Philip Roth nel 2002

Il ragazzo tendenzialmente anarchico fa capolino sin dal racconto che scandalizza l’ortodossia religiosa ebraica. Il difensore della fede appare sul più prestigioso periodico nordamericano, The New Yorker; giusto quello sul quale negli anni Quaranta Jerome Salinger avrebbe dato due litri di sangue per pubblicare i primi già maturi racconti.

Roth divora le medie e il liceo, saltando classi e ritrovandosi matricola universitaria a soli sedici anni. Legge alla Leopardi, “in modo matto e disperatissimo, sin da adolescente; una pratica che non abbandonerà fino a poco prima di spegnersi.

Quando si ritira dalla letteratura attiva dichiara che ne profitterà per tornare su alcuni capolavori della letteratura mondiale e approfondire biografie storiche.

Nei primi libri si misura già con giganti come Flaubert e James; parla esplicitamente di “influenze”.

Scopre almeno due aspetti centrali, non della scrittura in genere, ma della sua scrittura: anzitutto il mettersi lui stesso a scrivere dopo aver letto molti autori. La passione, che lo divorerà a sua volta, appare intorno ai vent’anni, nella fase di passaggio dal bachelor alla specializzazione, con il master a Chicago.
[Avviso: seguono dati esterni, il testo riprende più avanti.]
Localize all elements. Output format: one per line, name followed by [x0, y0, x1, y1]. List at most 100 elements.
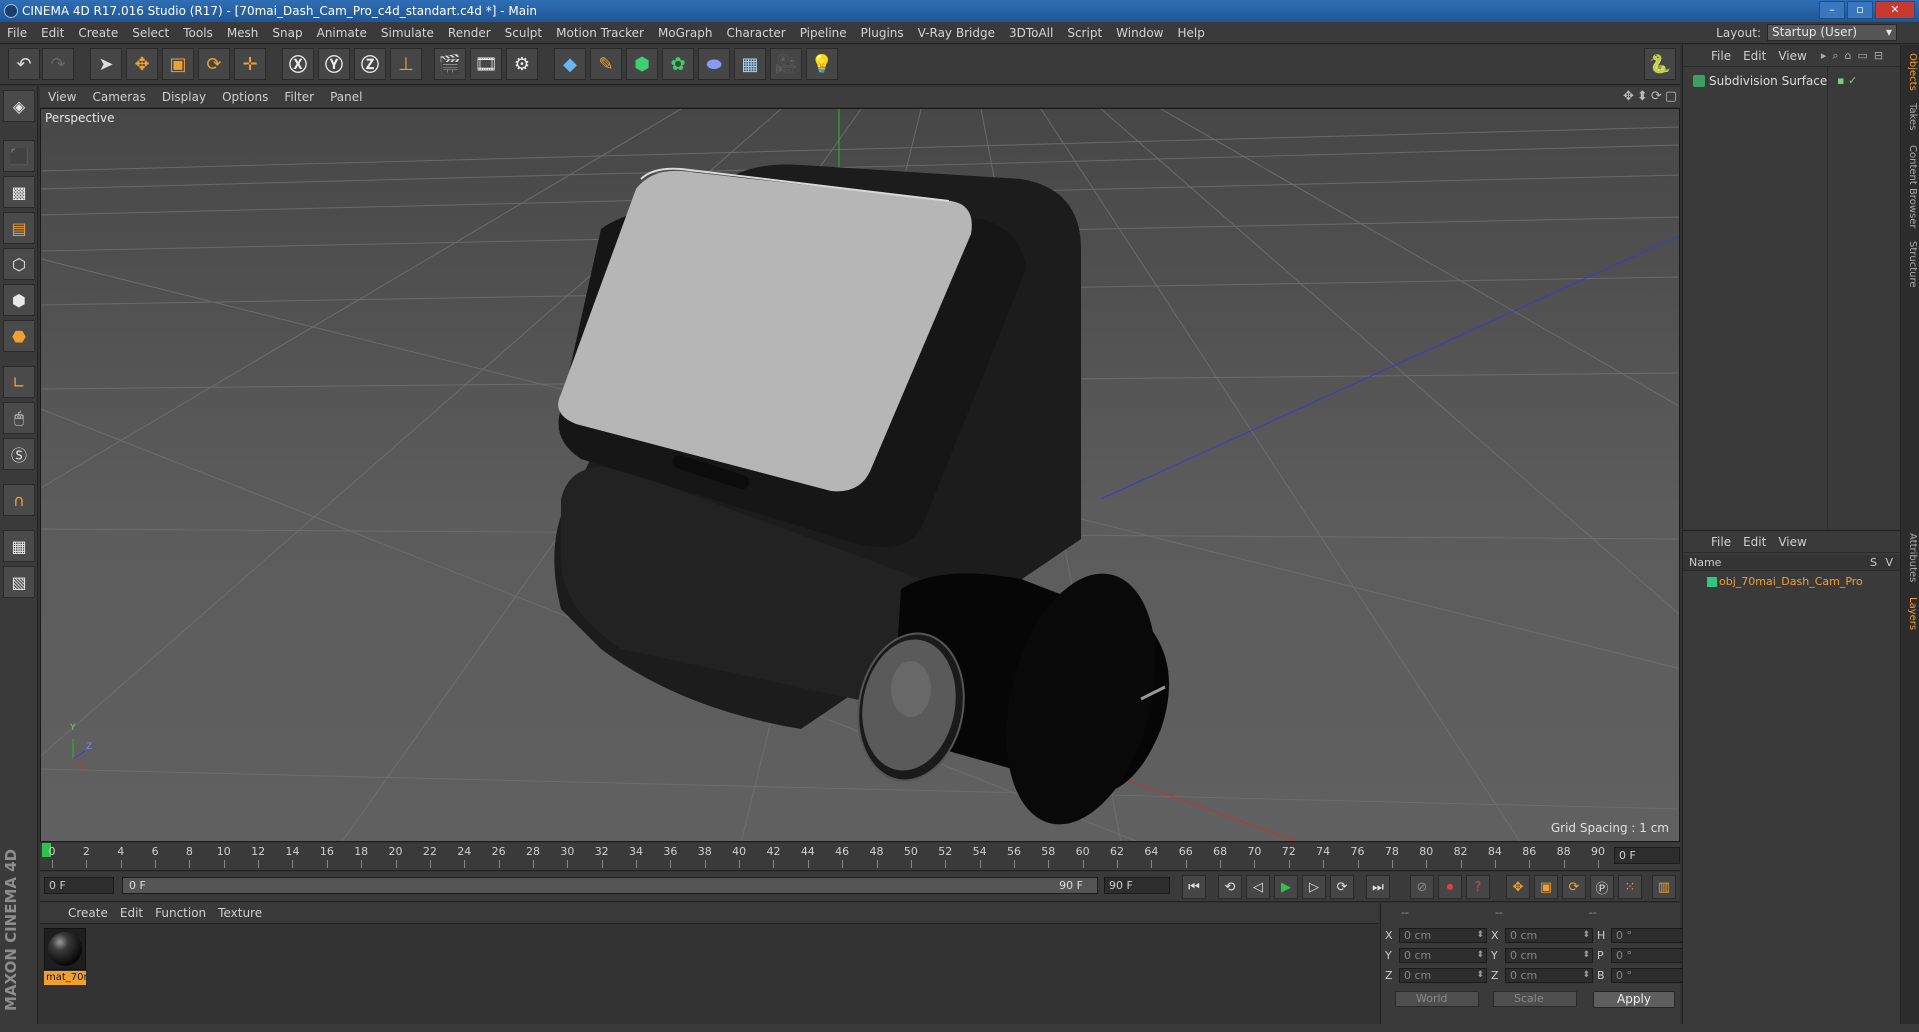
cube-primitive-icon[interactable]: ◆: [554, 48, 586, 80]
layer-item[interactable]: obj_70mai_Dash_Cam_Pro: [1689, 574, 1895, 590]
layout-dropdown[interactable]: Startup (User): [1767, 24, 1897, 41]
minimize-button[interactable]: –: [1819, 1, 1845, 19]
position-x-field[interactable]: 0 cm: [1399, 928, 1487, 943]
material-thumbnail[interactable]: [44, 928, 86, 970]
locked-workplane-icon[interactable]: ▧: [3, 566, 35, 598]
viewport-nav-icons[interactable]: ✥⬍⟳▢: [1623, 89, 1680, 104]
go-to-start-icon[interactable]: ⏮: [1182, 875, 1206, 899]
key-rotation-icon[interactable]: ⟳: [1562, 875, 1586, 899]
side-tab-attributes[interactable]: Attributes: [1903, 533, 1918, 582]
layers-menu-edit[interactable]: Edit: [1737, 535, 1772, 549]
move-icon[interactable]: ✥: [126, 48, 158, 80]
side-tab-takes[interactable]: Takes: [1903, 103, 1918, 130]
render-settings-icon[interactable]: ⚙: [506, 48, 538, 80]
object-item-subdivision-surface[interactable]: Subdivision Surface ▪ ✓: [1687, 73, 1893, 89]
object-visibility-check-icon[interactable]: ▪ ✓: [1837, 73, 1857, 89]
menu-script[interactable]: Script: [1060, 22, 1109, 44]
cloner-icon[interactable]: ✿: [662, 48, 694, 80]
go-to-end-icon[interactable]: ⏭: [1366, 875, 1390, 899]
snap-icon[interactable]: Ⓢ: [3, 438, 35, 470]
menu-character[interactable]: Character: [719, 22, 792, 44]
menu-edit[interactable]: Edit: [34, 22, 71, 44]
step-back-icon[interactable]: ◁: [1246, 875, 1270, 899]
side-tab-objects[interactable]: Objects: [1903, 53, 1918, 91]
spline-pen-icon[interactable]: ✎: [590, 48, 622, 80]
polygons-mode-icon[interactable]: ⬣: [3, 320, 35, 352]
keyframe-help-icon[interactable]: ?: [1466, 875, 1490, 899]
perspective-viewport[interactable]: Perspective Y Z Grid Spacing : 1 cm: [40, 108, 1680, 842]
make-editable-icon[interactable]: ◈: [3, 90, 35, 122]
viewport-menu-display[interactable]: Display: [154, 90, 214, 104]
menu-mograph[interactable]: MoGraph: [651, 22, 720, 44]
record-icon[interactable]: ⏺: [1438, 875, 1462, 899]
axis-mode-icon[interactable]: ∟: [3, 366, 35, 398]
menu-simulate[interactable]: Simulate: [374, 22, 441, 44]
viewport-menu-panel[interactable]: Panel: [322, 90, 370, 104]
z-axis-lock-icon[interactable]: Ⓩ: [354, 48, 386, 80]
step-forward-icon[interactable]: ▷: [1302, 875, 1326, 899]
render-view-icon[interactable]: 🎬: [434, 48, 466, 80]
play-icon[interactable]: ▶: [1274, 875, 1298, 899]
material-menu-create[interactable]: Create: [62, 906, 114, 920]
material-menu-texture[interactable]: Texture: [212, 906, 268, 920]
menu-tools[interactable]: Tools: [176, 22, 220, 44]
autokey-icon[interactable]: ⊘: [1410, 875, 1434, 899]
floor-icon[interactable]: ▦: [734, 48, 766, 80]
menu-animate[interactable]: Animate: [310, 22, 374, 44]
x-axis-lock-icon[interactable]: Ⓧ: [282, 48, 314, 80]
redo-icon[interactable]: ↷: [42, 48, 74, 80]
menu-3dtoall[interactable]: 3DToAll: [1002, 22, 1060, 44]
key-scale-icon[interactable]: ▣: [1534, 875, 1558, 899]
rotate-icon[interactable]: ⟳: [198, 48, 230, 80]
close-button[interactable]: ✕: [1875, 1, 1915, 19]
undo-icon[interactable]: ↶: [8, 48, 40, 80]
position-z-field[interactable]: 0 cm: [1399, 968, 1487, 983]
select-arrow-icon[interactable]: ➤: [90, 48, 122, 80]
camera-icon[interactable]: 🎥: [770, 48, 802, 80]
python-icon[interactable]: 🐍: [1644, 48, 1676, 80]
scale-icon[interactable]: ▣: [162, 48, 194, 80]
menu-help[interactable]: Help: [1170, 22, 1211, 44]
menu-window[interactable]: Window: [1109, 22, 1170, 44]
next-key-icon[interactable]: ⟳: [1330, 875, 1354, 899]
apply-button[interactable]: Apply: [1593, 991, 1675, 1008]
frame-range-slider[interactable]: 0 F 90 F: [122, 877, 1098, 894]
viewport-menu-view[interactable]: View: [40, 90, 84, 104]
transform-icon[interactable]: ✛: [234, 48, 266, 80]
menu-plugins[interactable]: Plugins: [854, 22, 911, 44]
menu-vray-bridge[interactable]: V-Ray Bridge: [911, 22, 1002, 44]
side-tab-layers[interactable]: Layers: [1903, 597, 1918, 630]
light-icon[interactable]: 💡: [806, 48, 838, 80]
texture-mode-icon[interactable]: ▩: [3, 176, 35, 208]
menu-snap[interactable]: Snap: [265, 22, 309, 44]
objects-menu-view[interactable]: View: [1772, 49, 1812, 63]
menu-select[interactable]: Select: [125, 22, 176, 44]
menu-render[interactable]: Render: [441, 22, 498, 44]
object-manager-tool-icons[interactable]: ▸⌕⌂▭⊟: [1821, 49, 1889, 63]
world-dropdown[interactable]: World: [1395, 991, 1479, 1007]
size-z-field[interactable]: 0 cm: [1505, 968, 1593, 983]
size-y-field[interactable]: 0 cm: [1505, 948, 1593, 963]
side-tab-structure[interactable]: Structure: [1903, 241, 1918, 288]
key-position-icon[interactable]: ✥: [1506, 875, 1530, 899]
menu-sculpt[interactable]: Sculpt: [498, 22, 549, 44]
timeline-window-icon[interactable]: ▥: [1652, 875, 1676, 899]
start-frame-field[interactable]: 0 F: [44, 877, 114, 894]
objects-menu-file[interactable]: File: [1705, 49, 1737, 63]
menu-mesh[interactable]: Mesh: [220, 22, 266, 44]
end-frame-field[interactable]: 90 F: [1104, 877, 1170, 894]
side-tab-content-browser[interactable]: Content Browser: [1903, 145, 1918, 228]
viewport-menu-options[interactable]: Options: [214, 90, 276, 104]
maximize-button[interactable]: ▫: [1847, 1, 1873, 19]
material-name[interactable]: mat_70m: [44, 971, 86, 985]
y-axis-lock-icon[interactable]: Ⓨ: [318, 48, 350, 80]
deformer-icon[interactable]: ⬬: [698, 48, 730, 80]
tweak-mode-icon[interactable]: 🖱: [3, 402, 35, 434]
key-point-level-icon[interactable]: ⁙: [1618, 875, 1642, 899]
scale-dropdown[interactable]: Scale: [1493, 991, 1577, 1007]
timeline-ruler[interactable]: 0 2 4 6 8 10 12 14 16 18 20 22 24 26 28 30 32 34 36 38 40 42 4…: [40, 843, 1680, 871]
menu-create[interactable]: Create: [71, 22, 125, 44]
coordinate-system-icon[interactable]: ⊥: [390, 48, 422, 80]
menu-file[interactable]: File: [0, 22, 34, 44]
position-y-field[interactable]: 0 cm: [1399, 948, 1487, 963]
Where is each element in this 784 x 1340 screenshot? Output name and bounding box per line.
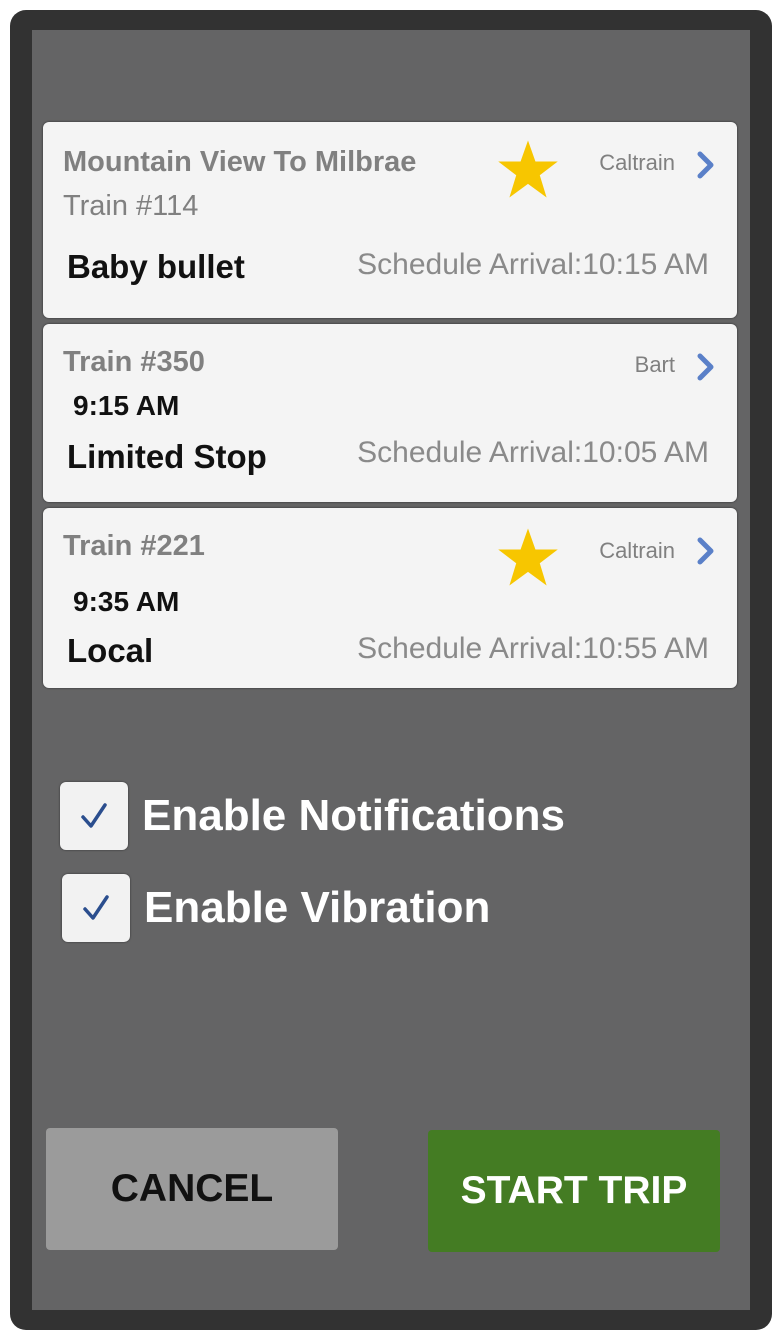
trip-arrival: Schedule Arrival:10:55 AM bbox=[357, 632, 709, 665]
trip-route: Mountain View To Milbrae bbox=[63, 146, 417, 178]
screen: Mountain View To Milbrae Train #114 Baby… bbox=[32, 30, 750, 1310]
chevron-right-icon[interactable] bbox=[695, 352, 717, 382]
star-icon[interactable] bbox=[497, 138, 559, 200]
trip-card-1[interactable]: Mountain View To Milbrae Train #114 Baby… bbox=[43, 122, 737, 318]
trip-operator: Bart bbox=[634, 352, 675, 377]
trip-card-2[interactable]: Train #350 9:15 AM Limited Stop Schedule… bbox=[43, 324, 737, 502]
trip-service-type: Limited Stop bbox=[67, 438, 267, 475]
chevron-right-icon[interactable] bbox=[695, 536, 717, 566]
trip-train-number: Train #350 bbox=[63, 346, 205, 378]
star-icon[interactable] bbox=[497, 526, 559, 588]
trip-departure-time: 9:15 AM bbox=[73, 390, 180, 421]
chevron-right-icon[interactable] bbox=[695, 150, 717, 180]
checkmark-icon bbox=[83, 895, 109, 920]
trip-service-type: Local bbox=[67, 632, 154, 669]
notifications-checkbox[interactable] bbox=[60, 782, 128, 850]
trip-operator: Caltrain bbox=[599, 150, 675, 175]
notifications-label: Enable Notifications bbox=[142, 791, 565, 840]
vibration-label: Enable Vibration bbox=[144, 883, 491, 932]
trip-arrival: Schedule Arrival:10:05 AM bbox=[357, 436, 709, 469]
start-trip-button[interactable]: START TRIP bbox=[428, 1130, 720, 1252]
checkmark-icon bbox=[81, 803, 107, 828]
enable-notifications-option[interactable]: Enable Notifications bbox=[60, 782, 565, 850]
trip-arrival: Schedule Arrival:10:15 AM bbox=[357, 248, 709, 281]
enable-vibration-option[interactable]: Enable Vibration bbox=[62, 874, 490, 942]
trip-train-number: Train #114 bbox=[63, 190, 199, 222]
trip-train-number: Train #221 bbox=[63, 530, 205, 562]
cancel-button[interactable]: CANCEL bbox=[46, 1128, 338, 1250]
device-frame: Mountain View To Milbrae Train #114 Baby… bbox=[10, 10, 772, 1330]
trip-operator: Caltrain bbox=[599, 538, 675, 563]
trip-service-type: Baby bullet bbox=[67, 248, 245, 285]
trip-card-3[interactable]: Train #221 9:35 AM Local Schedule Arriva… bbox=[43, 508, 737, 688]
vibration-checkbox[interactable] bbox=[62, 874, 130, 942]
trip-departure-time: 9:35 AM bbox=[73, 586, 180, 617]
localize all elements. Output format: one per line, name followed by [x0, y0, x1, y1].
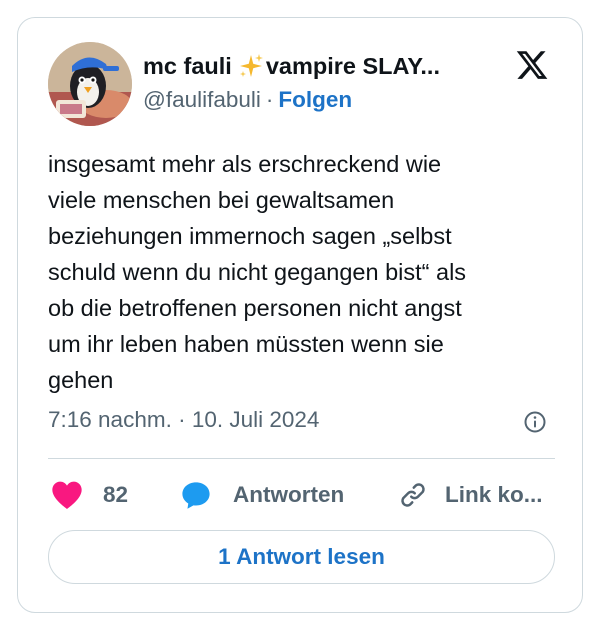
- separator-dot: ·: [265, 87, 274, 112]
- author-handle[interactable]: @faulifabuli: [143, 87, 261, 112]
- avatar-image: [48, 42, 132, 126]
- divider: [48, 458, 555, 459]
- like-count: 82: [103, 482, 129, 507]
- read-replies-button[interactable]: 1 Antwort lesen: [48, 530, 555, 584]
- tweet-card: mc fauli vampire SLAY... @faulifabuli · Fo…: [17, 17, 583, 613]
- x-logo-icon[interactable]: [515, 48, 549, 82]
- sparkles-icon: [238, 53, 264, 79]
- info-icon[interactable]: [523, 410, 547, 434]
- link-icon: [398, 480, 428, 510]
- heart-icon: [51, 480, 83, 510]
- read-replies-label: 1 Antwort lesen: [218, 544, 385, 569]
- display-name-part1[interactable]: mc fauli: [143, 53, 232, 80]
- display-name-part2[interactable]: vampire SLAY...: [266, 53, 440, 80]
- copy-link-label: Link ko...: [445, 482, 543, 507]
- like-button[interactable]: 82: [51, 478, 128, 512]
- profile-avatar[interactable]: [48, 42, 132, 126]
- reply-bubble-icon: [180, 479, 212, 511]
- reply-label: Antworten: [233, 482, 345, 507]
- tweet-timestamp[interactable]: 7:16 nachm. · 10. Juli 2024: [48, 407, 319, 433]
- handle-row: @faulifabuli · Folgen: [143, 87, 352, 113]
- follow-button[interactable]: Folgen: [278, 87, 352, 112]
- reply-button[interactable]: Antworten: [180, 478, 344, 512]
- copy-link-button[interactable]: Link ko...: [398, 478, 543, 512]
- tweet-text: insgesamt mehr als erschreckend wie viel…: [48, 151, 467, 393]
- author-name-row[interactable]: mc fauli vampire SLAY...: [143, 49, 440, 83]
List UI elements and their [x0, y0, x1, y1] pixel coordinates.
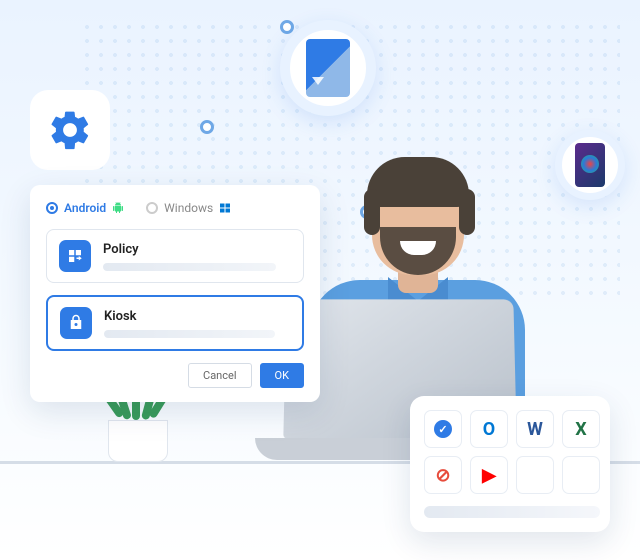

La seconda scoperta riguarda le tinte del proprio essere giovane scrittore: non gli si addicono i toni cupi bensì quelli caustici. Che si rendono visibili assai presto per poi esplodere nel successo mondiale del Portnoy’s Complaint.

Passiamo oltre la trita questione del mancato Premio Nobel – che in effetti negli ultimi anni attende con trepidazione a inizio autunno. Nel caso di Philip Roth si può ben parafrasare l’Eliot di Waste Land: “Ottobre è il più crudele dei mesi”.

È possibile parlare di un fil rouge che traversa la sua opera lunga oltre trenta volumi e più di mezzo secolo di scrittura? Secondo Taylor sicuramente si.

Una citazione può concludere più che degnamente questo articolo:

Insieme alla caparbietà dell’uomo di farsi strada attraverso indipendenza, sesso, amore, odio, dubbio, creatività, comprensione, smarrimento, senso di colpa, vergogna, paura, dolore, accanto a questa ben nota resistenza mentale c’è la tenera spensieratezza rothiana, la momentanea via di fuga da ogni complessità, il ritorno a quando era solamente il figlio di Bess e Hermann, e non ancora di Franz Kafka e Fedor Dostoevskij e Louis-Ferdinand Céline“.